Thursday, October 8, 2009

Reported rapes hit 20-year low

Thought this was relevant to the course and saw it on feministing.com.


The FBI estimates 89,000 women reported being raped in 2008 -- 29 women for
every 100,000 people. That's down from a high of 109,062 reported rapes in 1992
-- 43 women for every 100,000 people. Data for 2009 are not yet available.
"We have seen reform in how police work with victims, gather evidence and
investigate rape; we've seen increased awareness of the crime, and we've seen
better prosecution," says Michael Males, senior researcher for the Center on
Juvenile & Criminal Justice in San Francisco. "Hospitals now have rape kits
that they didn't have 40 years ago" which make it easier to collect an
attacker's DNA and other evidence of a crime.


While it's fantastic that the numbers are down, they're still higher than they should be in a developed nation or, idealistically, anywhere.
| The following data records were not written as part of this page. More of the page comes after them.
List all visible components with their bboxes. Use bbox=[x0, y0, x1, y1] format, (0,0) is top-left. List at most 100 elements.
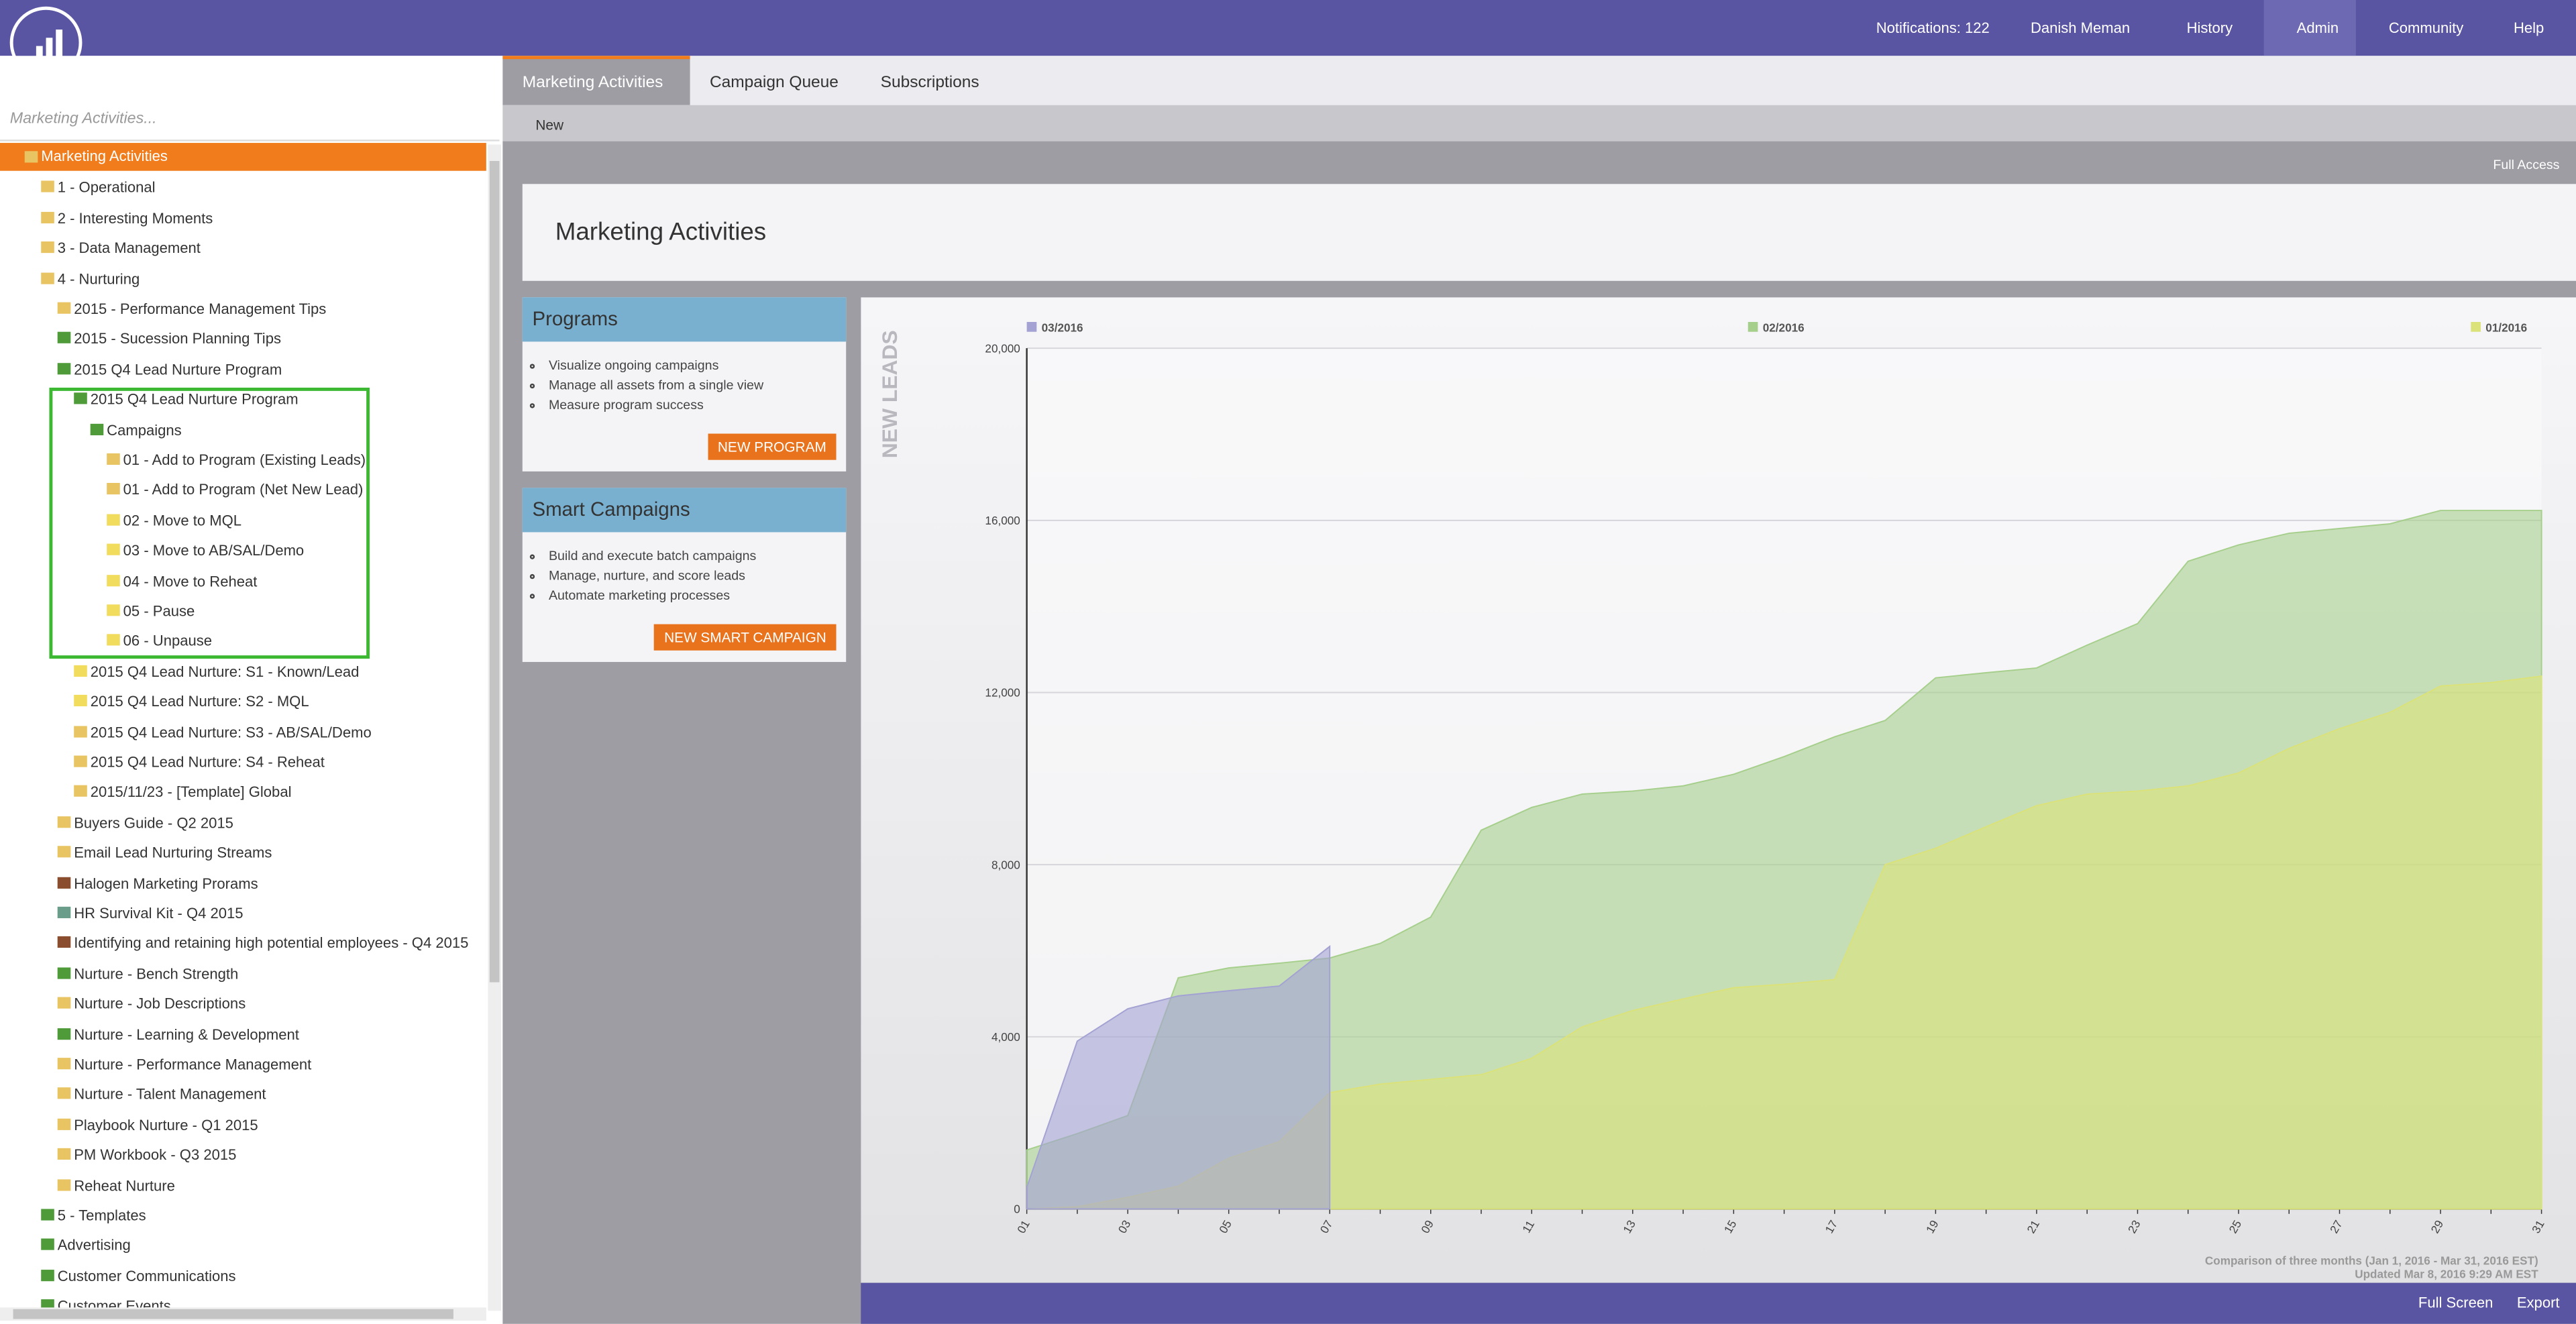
tree-icon bbox=[41, 272, 54, 284]
tree-icon bbox=[41, 1209, 54, 1221]
panel-list: Visualize ongoing campaigns Manage all a… bbox=[523, 358, 846, 417]
legend-swatch bbox=[2471, 322, 2481, 332]
new-smart-campaign-button[interactable]: NEW SMART CAMPAIGN bbox=[654, 624, 837, 651]
tree-icon bbox=[57, 936, 71, 949]
y-tick-label: 0 bbox=[1014, 1203, 1020, 1216]
tree-item[interactable]: 02 - Move to MQL bbox=[123, 512, 242, 529]
chart: NEW LEADS 0 4,000 8,000 12,000 16,000 20,000 0… bbox=[861, 297, 2576, 1283]
tree-item[interactable]: 2015 Q4 Lead Nurture: S4 - Reheat bbox=[90, 754, 325, 771]
tree-icon bbox=[57, 1148, 71, 1160]
tree-item[interactable]: HR Survival Kit - Q4 2015 bbox=[74, 905, 244, 922]
tree-item[interactable]: 2015 - Sucession Planning Tips bbox=[74, 331, 282, 347]
tree-item[interactable]: 2015 Q4 Lead Nurture Program bbox=[90, 391, 299, 408]
tree-item[interactable]: Nurture - Talent Management bbox=[74, 1086, 266, 1103]
export-button[interactable]: Export bbox=[2516, 1294, 2560, 1311]
tree-item[interactable]: 03 - Move to AB/SAL/Demo bbox=[123, 542, 305, 559]
tree-item[interactable]: Marketing Activities bbox=[0, 143, 486, 171]
tree-item[interactable]: 3 - Data Management bbox=[57, 240, 201, 257]
new-button[interactable]: New bbox=[535, 116, 564, 133]
panel-item: Manage, nurture, and score leads bbox=[549, 568, 846, 588]
scrollbar[interactable] bbox=[488, 144, 501, 1311]
tree-item[interactable]: 2015/11/23 - [Template] Global bbox=[90, 784, 292, 801]
community-link[interactable]: Community bbox=[2388, 19, 2464, 36]
user-menu[interactable]: Danish Meman bbox=[2030, 19, 2131, 36]
tab[interactable]: Campaign Queue bbox=[709, 74, 839, 93]
y-tick-label: 12,000 bbox=[985, 686, 1020, 700]
tree-icon bbox=[107, 574, 120, 586]
tree-item[interactable]: Buyers Guide - Q2 2015 bbox=[74, 814, 233, 831]
tree-icon bbox=[41, 1269, 54, 1281]
panel-item: Build and execute batch campaigns bbox=[549, 549, 846, 568]
programs-panel: Programs Visualize ongoing campaigns Man… bbox=[522, 297, 847, 472]
tree-item[interactable]: Campaigns bbox=[107, 421, 182, 438]
tree-icon bbox=[74, 725, 87, 737]
tree-item[interactable]: Email Lead Nurturing Streams bbox=[74, 844, 272, 861]
tree-item[interactable]: 4 - Nurturing bbox=[57, 270, 140, 287]
help-link[interactable]: Help bbox=[2513, 19, 2544, 36]
tree-icon bbox=[57, 876, 71, 888]
notifications[interactable]: Notifications: 122 bbox=[1876, 19, 1990, 36]
tree-item[interactable]: 01 - Add to Program (Existing Leads) bbox=[123, 451, 366, 468]
legend-label: 03/2016 bbox=[1042, 321, 1083, 335]
h-scrollbar[interactable] bbox=[0, 1307, 486, 1321]
fullscreen-button[interactable]: Full Screen bbox=[2418, 1294, 2493, 1311]
tree-icon bbox=[57, 362, 71, 374]
tree-item[interactable]: Nurture - Learning & Development bbox=[74, 1026, 299, 1043]
tree-icon bbox=[41, 1239, 54, 1251]
y-tick-label: 20,000 bbox=[985, 341, 1020, 355]
tree-item[interactable]: 05 - Pause bbox=[123, 602, 195, 620]
tree-item[interactable]: Nurture - Job Descriptions bbox=[74, 995, 246, 1013]
tree-item[interactable]: 1 - Operational bbox=[57, 179, 156, 197]
chart-footer: Full Screen Export bbox=[861, 1282, 2576, 1324]
tree-item[interactable]: 2015 Q4 Lead Nurture: S2 - MQL bbox=[90, 693, 309, 710]
panel-item: Automate marketing processes bbox=[549, 588, 846, 608]
tree-item[interactable]: 2015 Q4 Lead Nurture Program bbox=[74, 361, 282, 378]
tree-icon bbox=[57, 1088, 71, 1100]
tree-item[interactable]: 06 - Unpause bbox=[123, 632, 213, 650]
tree-item[interactable]: Advertising bbox=[57, 1237, 131, 1254]
tab[interactable]: Marketing Activities bbox=[522, 74, 663, 93]
y-tick-label: 4,000 bbox=[991, 1030, 1020, 1044]
new-program-button[interactable]: NEW PROGRAM bbox=[708, 433, 837, 460]
tree-item[interactable]: Halogen Marketing Prorams bbox=[74, 875, 258, 891]
tree-item[interactable]: Nurture - Performance Management bbox=[74, 1056, 312, 1073]
tree-icon bbox=[57, 332, 71, 344]
left-panel: Marketing Activities... Marketing Activi… bbox=[0, 56, 504, 1324]
tree-icon bbox=[57, 1118, 71, 1130]
tree-item[interactable]: Nurture - Bench Strength bbox=[74, 965, 239, 982]
search-divider bbox=[0, 140, 500, 142]
tree-icon bbox=[107, 453, 120, 465]
tree-icon bbox=[57, 997, 71, 1009]
tree-item[interactable]: 5 - Templates bbox=[57, 1207, 146, 1224]
tree-icon bbox=[74, 695, 87, 707]
tree-item[interactable]: 04 - Move to Reheat bbox=[123, 572, 258, 590]
tree-item[interactable]: PM Workbook - Q3 2015 bbox=[74, 1146, 237, 1164]
tree-item[interactable]: 2015 - Performance Management Tips bbox=[74, 300, 327, 317]
tree-item[interactable]: Playbook Nurture - Q1 2015 bbox=[74, 1116, 258, 1134]
tree-item[interactable]: Reheat Nurture bbox=[74, 1176, 175, 1194]
admin-bg bbox=[2263, 0, 2356, 56]
tree-item[interactable]: Identifying and retaining high potential… bbox=[74, 935, 469, 952]
legend-swatch bbox=[1026, 322, 1037, 332]
tab[interactable]: Subscriptions bbox=[880, 74, 979, 93]
tree-icon bbox=[57, 1178, 71, 1191]
area bbox=[1026, 945, 1331, 1210]
admin-link[interactable]: Admin bbox=[2296, 19, 2339, 36]
top-bar: Notifications: 122 Danish Meman History … bbox=[0, 0, 2576, 56]
tree-item[interactable]: 2015 Q4 Lead Nurture: S1 - Known/Lead bbox=[90, 663, 360, 680]
footnote: Updated Mar 8, 2016 9:29 AM EST bbox=[2355, 1267, 2538, 1280]
tree-item[interactable]: 2015 Q4 Lead Nurture: S3 - AB/SAL/Demo bbox=[90, 724, 372, 740]
tree-item[interactable]: 2 - Interesting Moments bbox=[57, 209, 213, 227]
logo-mark bbox=[36, 30, 63, 60]
tree-icon bbox=[107, 514, 120, 526]
tree-icon bbox=[74, 785, 87, 797]
tree-icon bbox=[41, 211, 54, 223]
tree-item[interactable]: 01 - Add to Program (Net New Lead) bbox=[123, 482, 364, 498]
tree-item[interactable]: Customer Communications bbox=[57, 1268, 236, 1284]
history-menu[interactable]: History bbox=[2186, 19, 2233, 36]
search-input[interactable]: Marketing Activities... bbox=[9, 110, 157, 129]
tree-icon bbox=[57, 967, 71, 979]
tree-icon bbox=[90, 423, 104, 435]
tree-icon bbox=[74, 392, 87, 404]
Additionally, the culture that condones and excuses rape is still in need of an overhaul (just Tuesday in another class of mine, a girl tried to discuss Roman Polanski [in an environmental politics class, of all places] "He had a rough life, he survived the Holocaust, " she explained. "And after knowing such pain, was callous enough to rape and sodomize a 13-year-old girl." I interjected.) and victim-blaming, while perhaps less of an issue than it once was, is still occurring far too often.